1546 " make sure that it has been spelled correctly.)"
1547 )
1548
1549 else:
-> 1550 test_score = _score(estimator, X_test, y_test, scorer)
1551 if return_train_score:
1552 train_score = _score(estimator, X_train, y_train, scorer)
1553
1554 scoring_time = time.time() - start_time
...........................................................................
/Users/samuelhopkins/.virtualenvs/cpml/lib/python2.7/site-packages/sklearn/cross_validation.pyc in _score(estimator=LogisticRegression(C=1, class_weight='auto', dua... tol=0.0001, verbose=0, warm_start=False), X_test=memmap([[ 0.00000000e+00, 1.29659900e+06, 5...000000e+01, 0.00000000e+00, 4.29933458e+01]]), y_test=memmap([0, 1, 0, ..., 1, 1, 1]), scorer=make_scorer(roc_auc_score, needs_threshold=True))
1604 score = scorer(estimator, X_test)
1605 else:
1606 score = scorer(estimator, X_test, y_test)
1607 if not isinstance(score, numbers.Number):
1608 raise ValueError("scoring must return a number, got %s (%s) instead."
-> 1609 % (str(score), type(score)))
1610 return score
1611
1612
1613 def _permutation_test_score(estimator, X, y, cv, scorer):
ValueError: scoring must return a number, got 0.998981811748 (<class 'numpy.core.memmap.memmap'>) instead.
We have made several attempts to reproduce it outside of the context of the application, but are not having any luck. We have made the following change to cross_validation.py and it fixed our particular problem:
...
if isinstance(score, np.core.memmap):
score = np.float(score)
if not isinstance(score, numbers.Number):
raise ValueError("scoring must return a number, got %s (%s) instead."
...
Some more information:
we are on python 2.7
we are using a Pipeline to ensure all inputs are numeric
My questions are the following:
How might we go about reproducing this problem so as to cause the scorer to return a memmap?
Is anyone else having this particular problem?
Is the change we made in cross_validation.py actually a decent solution?
Yes, had a similar case
I fell in love with .memmap-s due to O/S limits on memory allocations and I consider .memmap-s a smart tool for large scale machine-learning, using 'em in .fit()-s and other sklearn methods. ( GridSearchCV() not being yet the case, due to it's adverse effect of pre-allocation of memory on large HyperPARAMETERs' grids with n_jobs = -1 )

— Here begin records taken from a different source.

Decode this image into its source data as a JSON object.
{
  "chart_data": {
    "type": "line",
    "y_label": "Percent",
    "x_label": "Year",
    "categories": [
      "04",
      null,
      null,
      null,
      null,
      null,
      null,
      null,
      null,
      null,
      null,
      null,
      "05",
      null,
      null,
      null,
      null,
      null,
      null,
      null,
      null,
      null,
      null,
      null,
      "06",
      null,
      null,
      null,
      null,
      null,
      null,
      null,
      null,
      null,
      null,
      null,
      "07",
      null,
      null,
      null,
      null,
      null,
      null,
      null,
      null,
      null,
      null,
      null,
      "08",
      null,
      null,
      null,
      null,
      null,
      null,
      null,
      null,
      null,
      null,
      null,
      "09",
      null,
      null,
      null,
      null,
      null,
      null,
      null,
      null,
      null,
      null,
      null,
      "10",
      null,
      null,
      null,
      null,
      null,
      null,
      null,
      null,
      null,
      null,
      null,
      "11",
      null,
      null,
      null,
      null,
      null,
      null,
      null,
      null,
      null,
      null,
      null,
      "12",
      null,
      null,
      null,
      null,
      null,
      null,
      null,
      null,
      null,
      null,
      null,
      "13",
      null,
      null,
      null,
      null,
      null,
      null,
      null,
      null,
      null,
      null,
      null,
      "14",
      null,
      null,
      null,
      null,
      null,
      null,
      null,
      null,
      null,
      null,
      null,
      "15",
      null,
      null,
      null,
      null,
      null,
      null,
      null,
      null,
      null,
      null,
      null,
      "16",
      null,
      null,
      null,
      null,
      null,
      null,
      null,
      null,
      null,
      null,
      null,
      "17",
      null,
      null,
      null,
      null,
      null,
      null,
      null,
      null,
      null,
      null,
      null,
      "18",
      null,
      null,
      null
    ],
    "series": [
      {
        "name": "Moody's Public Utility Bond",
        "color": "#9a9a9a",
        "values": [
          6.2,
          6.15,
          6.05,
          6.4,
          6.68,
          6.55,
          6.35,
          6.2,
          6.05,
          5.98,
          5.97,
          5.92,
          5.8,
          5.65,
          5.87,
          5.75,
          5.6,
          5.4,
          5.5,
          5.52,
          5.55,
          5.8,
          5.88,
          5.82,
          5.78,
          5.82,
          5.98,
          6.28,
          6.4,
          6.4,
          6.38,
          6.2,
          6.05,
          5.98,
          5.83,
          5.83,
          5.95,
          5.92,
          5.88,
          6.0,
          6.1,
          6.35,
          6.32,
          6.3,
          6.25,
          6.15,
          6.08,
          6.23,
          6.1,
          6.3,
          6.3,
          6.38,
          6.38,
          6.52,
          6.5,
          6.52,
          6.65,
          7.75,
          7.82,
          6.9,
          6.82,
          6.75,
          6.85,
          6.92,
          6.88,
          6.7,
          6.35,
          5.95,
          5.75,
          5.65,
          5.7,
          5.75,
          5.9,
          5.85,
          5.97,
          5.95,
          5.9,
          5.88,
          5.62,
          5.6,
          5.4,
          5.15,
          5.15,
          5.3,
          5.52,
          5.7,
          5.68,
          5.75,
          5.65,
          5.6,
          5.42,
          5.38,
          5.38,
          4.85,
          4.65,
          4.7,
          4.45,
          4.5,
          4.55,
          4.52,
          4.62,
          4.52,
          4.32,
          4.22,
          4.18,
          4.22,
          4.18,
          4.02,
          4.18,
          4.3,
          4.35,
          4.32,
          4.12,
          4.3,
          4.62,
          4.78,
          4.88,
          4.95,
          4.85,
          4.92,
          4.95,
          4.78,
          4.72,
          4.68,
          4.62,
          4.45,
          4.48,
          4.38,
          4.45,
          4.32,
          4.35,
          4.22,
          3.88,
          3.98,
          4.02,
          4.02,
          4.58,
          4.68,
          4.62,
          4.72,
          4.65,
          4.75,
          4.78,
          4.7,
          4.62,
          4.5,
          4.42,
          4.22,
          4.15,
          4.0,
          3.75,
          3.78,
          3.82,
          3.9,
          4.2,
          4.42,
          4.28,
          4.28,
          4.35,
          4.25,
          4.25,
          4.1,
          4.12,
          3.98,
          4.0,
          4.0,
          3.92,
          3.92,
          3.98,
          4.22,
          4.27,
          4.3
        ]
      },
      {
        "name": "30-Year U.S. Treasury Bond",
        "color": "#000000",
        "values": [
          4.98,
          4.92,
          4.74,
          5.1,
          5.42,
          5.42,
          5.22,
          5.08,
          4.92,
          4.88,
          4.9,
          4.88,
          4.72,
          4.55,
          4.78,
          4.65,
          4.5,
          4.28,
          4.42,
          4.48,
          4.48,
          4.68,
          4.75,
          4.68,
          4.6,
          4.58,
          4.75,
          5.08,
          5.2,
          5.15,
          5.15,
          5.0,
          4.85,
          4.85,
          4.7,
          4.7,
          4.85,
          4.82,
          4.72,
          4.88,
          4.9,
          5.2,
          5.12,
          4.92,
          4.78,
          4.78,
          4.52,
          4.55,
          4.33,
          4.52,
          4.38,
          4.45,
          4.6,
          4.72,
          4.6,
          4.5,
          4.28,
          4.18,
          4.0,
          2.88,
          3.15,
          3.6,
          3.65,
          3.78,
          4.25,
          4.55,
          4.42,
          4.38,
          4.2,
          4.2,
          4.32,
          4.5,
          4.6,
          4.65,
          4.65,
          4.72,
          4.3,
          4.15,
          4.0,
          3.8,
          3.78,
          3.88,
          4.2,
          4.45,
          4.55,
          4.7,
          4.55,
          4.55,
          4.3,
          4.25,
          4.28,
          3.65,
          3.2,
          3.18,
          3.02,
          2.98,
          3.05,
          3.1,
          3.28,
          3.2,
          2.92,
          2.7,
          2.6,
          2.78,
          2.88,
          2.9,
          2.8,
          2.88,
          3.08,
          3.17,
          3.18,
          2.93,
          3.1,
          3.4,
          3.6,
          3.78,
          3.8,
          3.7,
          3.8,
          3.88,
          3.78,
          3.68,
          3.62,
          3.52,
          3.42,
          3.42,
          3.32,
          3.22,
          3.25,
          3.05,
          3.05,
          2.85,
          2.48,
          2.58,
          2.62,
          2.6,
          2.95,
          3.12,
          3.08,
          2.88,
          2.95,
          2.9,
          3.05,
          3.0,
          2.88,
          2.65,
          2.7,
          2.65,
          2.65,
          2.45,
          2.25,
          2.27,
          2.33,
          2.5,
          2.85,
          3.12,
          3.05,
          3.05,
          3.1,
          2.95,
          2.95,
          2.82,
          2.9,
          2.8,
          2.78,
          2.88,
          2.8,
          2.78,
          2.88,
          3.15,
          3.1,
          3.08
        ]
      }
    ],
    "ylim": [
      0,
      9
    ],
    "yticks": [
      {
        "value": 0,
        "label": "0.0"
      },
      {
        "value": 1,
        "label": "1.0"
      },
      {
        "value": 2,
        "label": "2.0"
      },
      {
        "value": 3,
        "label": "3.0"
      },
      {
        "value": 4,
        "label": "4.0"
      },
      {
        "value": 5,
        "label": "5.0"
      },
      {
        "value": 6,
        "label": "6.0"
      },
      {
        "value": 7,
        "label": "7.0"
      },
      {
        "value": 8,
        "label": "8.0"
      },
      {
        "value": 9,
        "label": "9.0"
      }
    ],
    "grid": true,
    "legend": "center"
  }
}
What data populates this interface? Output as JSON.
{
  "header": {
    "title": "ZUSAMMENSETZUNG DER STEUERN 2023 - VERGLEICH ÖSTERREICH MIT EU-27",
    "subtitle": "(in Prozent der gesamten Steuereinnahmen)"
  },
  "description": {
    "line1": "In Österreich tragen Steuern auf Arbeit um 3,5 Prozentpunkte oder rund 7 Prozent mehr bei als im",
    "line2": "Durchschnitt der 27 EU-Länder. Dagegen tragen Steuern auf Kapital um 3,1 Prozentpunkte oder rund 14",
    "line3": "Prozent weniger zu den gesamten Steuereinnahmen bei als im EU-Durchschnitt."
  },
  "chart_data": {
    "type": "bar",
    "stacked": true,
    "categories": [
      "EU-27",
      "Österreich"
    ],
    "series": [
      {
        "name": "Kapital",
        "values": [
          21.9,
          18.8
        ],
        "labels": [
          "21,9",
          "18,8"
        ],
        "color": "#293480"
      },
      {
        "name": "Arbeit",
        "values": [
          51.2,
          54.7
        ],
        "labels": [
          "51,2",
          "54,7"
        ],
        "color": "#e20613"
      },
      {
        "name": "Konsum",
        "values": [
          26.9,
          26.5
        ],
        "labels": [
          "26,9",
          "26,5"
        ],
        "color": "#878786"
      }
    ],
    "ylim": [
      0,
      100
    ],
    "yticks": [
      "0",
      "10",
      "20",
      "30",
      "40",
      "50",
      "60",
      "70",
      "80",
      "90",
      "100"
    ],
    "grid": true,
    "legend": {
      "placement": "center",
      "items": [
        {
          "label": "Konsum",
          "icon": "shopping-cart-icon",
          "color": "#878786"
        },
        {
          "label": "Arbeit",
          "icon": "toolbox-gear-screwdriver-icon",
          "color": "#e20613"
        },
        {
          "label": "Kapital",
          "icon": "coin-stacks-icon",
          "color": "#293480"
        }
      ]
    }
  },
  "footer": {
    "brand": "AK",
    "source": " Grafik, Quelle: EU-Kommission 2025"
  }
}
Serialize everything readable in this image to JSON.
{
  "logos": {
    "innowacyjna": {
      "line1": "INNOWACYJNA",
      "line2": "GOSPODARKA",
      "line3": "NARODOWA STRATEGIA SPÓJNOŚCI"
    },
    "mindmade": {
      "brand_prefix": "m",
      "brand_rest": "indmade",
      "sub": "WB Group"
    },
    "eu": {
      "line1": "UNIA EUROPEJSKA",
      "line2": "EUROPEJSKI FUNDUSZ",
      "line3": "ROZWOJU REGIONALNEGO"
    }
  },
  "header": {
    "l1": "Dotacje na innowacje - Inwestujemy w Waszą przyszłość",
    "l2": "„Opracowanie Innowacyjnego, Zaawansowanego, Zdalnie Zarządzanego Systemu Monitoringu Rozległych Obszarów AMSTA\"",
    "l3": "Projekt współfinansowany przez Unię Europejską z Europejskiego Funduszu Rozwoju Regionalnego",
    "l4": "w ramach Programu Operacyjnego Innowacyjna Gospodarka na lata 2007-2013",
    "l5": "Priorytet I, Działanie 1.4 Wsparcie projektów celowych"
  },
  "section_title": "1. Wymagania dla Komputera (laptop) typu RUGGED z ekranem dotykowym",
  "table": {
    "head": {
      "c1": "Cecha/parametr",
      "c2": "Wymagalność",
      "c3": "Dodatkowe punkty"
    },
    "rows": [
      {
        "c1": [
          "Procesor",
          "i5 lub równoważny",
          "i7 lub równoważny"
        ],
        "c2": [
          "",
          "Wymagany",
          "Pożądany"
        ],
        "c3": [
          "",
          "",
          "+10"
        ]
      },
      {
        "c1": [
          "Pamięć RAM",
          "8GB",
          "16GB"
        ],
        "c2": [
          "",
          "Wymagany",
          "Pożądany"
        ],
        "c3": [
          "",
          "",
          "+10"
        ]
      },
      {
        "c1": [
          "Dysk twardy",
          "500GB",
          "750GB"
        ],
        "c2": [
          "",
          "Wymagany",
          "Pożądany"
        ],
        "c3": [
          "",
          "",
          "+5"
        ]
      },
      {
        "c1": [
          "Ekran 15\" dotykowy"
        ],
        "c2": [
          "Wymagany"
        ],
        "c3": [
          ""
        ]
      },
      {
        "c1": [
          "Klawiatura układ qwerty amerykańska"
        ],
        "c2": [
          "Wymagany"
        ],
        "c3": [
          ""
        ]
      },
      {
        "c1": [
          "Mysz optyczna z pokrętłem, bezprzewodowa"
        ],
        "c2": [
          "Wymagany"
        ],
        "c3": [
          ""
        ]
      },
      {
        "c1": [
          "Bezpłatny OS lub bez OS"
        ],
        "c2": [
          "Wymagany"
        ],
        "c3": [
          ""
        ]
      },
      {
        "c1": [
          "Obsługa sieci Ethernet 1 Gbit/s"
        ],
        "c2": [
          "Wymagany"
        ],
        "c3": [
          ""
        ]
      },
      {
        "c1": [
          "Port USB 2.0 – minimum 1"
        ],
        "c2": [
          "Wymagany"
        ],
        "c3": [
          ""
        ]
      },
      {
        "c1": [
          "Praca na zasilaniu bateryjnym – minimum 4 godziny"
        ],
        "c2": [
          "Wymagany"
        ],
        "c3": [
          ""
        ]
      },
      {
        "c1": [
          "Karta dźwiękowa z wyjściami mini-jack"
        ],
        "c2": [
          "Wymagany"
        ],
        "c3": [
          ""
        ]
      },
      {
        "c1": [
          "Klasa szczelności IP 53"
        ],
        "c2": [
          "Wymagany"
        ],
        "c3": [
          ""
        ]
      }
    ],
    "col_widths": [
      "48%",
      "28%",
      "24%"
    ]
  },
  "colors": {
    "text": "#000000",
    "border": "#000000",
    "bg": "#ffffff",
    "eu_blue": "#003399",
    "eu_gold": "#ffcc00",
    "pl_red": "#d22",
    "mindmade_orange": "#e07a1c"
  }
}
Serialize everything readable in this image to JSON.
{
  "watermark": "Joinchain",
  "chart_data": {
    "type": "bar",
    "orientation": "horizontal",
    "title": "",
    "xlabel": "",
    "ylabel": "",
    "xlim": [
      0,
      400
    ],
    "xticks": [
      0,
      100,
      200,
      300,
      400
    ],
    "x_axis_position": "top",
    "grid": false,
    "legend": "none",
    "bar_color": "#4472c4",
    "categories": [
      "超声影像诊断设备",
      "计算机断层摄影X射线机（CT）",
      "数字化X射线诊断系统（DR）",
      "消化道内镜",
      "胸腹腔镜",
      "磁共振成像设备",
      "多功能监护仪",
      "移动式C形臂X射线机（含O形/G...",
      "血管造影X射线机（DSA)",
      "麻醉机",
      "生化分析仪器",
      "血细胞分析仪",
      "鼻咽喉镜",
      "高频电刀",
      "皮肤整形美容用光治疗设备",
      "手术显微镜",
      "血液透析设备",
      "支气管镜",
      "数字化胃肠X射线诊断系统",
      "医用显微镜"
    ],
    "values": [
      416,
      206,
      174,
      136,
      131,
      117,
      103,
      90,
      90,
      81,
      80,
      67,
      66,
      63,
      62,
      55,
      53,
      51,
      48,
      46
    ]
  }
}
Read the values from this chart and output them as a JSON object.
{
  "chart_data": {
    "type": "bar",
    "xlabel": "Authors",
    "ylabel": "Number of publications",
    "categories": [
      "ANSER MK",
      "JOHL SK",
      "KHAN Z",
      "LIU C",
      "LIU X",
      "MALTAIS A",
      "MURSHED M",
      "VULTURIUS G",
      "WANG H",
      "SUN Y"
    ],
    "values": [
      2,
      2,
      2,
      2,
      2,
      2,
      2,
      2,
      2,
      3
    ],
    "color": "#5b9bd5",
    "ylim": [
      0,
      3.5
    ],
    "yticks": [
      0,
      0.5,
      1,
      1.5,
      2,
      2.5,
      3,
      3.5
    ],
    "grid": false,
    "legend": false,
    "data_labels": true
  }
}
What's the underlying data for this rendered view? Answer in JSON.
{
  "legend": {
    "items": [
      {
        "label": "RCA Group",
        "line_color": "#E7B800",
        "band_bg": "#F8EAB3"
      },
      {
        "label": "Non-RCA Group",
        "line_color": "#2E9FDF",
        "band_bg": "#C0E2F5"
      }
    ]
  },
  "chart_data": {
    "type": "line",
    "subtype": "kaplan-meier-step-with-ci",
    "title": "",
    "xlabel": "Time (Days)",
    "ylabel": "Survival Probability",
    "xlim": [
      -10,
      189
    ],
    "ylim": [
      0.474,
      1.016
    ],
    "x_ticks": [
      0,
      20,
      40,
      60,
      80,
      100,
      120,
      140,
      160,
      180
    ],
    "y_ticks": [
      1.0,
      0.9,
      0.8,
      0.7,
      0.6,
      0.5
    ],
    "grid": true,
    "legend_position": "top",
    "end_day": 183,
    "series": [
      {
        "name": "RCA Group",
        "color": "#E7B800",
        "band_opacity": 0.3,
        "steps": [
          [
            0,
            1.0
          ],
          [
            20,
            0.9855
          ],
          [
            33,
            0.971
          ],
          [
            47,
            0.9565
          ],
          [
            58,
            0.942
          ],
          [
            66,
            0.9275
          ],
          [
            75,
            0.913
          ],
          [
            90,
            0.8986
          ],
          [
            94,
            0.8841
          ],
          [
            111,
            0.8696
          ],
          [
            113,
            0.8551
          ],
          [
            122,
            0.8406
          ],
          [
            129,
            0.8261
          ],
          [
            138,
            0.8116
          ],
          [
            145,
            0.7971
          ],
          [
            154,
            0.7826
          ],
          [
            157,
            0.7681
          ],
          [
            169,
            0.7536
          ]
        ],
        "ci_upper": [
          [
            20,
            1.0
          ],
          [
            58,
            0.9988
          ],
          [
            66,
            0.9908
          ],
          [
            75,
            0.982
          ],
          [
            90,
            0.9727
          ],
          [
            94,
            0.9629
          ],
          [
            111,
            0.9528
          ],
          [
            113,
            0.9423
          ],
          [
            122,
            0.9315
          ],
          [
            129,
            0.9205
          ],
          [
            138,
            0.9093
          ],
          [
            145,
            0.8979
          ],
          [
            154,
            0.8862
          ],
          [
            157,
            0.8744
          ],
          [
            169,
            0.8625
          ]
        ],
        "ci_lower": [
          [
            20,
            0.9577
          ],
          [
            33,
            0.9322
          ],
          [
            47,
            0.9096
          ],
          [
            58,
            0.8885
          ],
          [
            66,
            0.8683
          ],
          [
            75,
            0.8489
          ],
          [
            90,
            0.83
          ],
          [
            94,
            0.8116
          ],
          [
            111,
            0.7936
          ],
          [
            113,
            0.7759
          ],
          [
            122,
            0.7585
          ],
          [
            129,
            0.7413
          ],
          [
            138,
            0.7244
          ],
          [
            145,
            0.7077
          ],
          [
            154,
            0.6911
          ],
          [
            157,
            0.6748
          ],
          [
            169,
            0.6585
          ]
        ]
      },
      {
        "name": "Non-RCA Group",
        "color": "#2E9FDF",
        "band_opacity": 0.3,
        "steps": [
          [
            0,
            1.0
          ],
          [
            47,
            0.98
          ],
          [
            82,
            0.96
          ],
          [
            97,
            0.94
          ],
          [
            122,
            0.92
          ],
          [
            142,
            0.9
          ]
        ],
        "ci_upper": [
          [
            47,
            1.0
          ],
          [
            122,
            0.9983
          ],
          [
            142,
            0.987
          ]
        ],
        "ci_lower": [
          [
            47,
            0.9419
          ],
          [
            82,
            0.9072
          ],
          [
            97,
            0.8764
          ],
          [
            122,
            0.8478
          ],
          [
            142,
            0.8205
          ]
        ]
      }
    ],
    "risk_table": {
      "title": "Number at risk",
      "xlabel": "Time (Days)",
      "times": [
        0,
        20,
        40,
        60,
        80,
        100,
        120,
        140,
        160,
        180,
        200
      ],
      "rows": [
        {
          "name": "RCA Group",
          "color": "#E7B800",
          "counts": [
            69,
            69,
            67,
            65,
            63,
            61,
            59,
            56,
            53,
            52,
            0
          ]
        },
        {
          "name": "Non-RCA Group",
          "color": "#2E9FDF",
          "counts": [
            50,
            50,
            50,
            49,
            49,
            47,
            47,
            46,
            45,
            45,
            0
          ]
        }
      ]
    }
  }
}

How might we ... reproduce ...? As far as I remember, mine case was similar and the change from "ordinary" numpy.ndarray to a numpy.memmap() started these artifacts. So, if you strive to create one such artificially, wrap your data into a .memmap()-ed representation of array and make it be returned, even while containing a single cell of data, instead of a plain number. One shall receive a view into a .memmap()-ed sub-range of generic array representation of that cell.
Is the change ... a decent solution? Well, I have got rid of the .memmap()-ed wrapper by explicitly returning a cell value, by referencing the result's [0] component. An enforced conversion by.float() seems fine.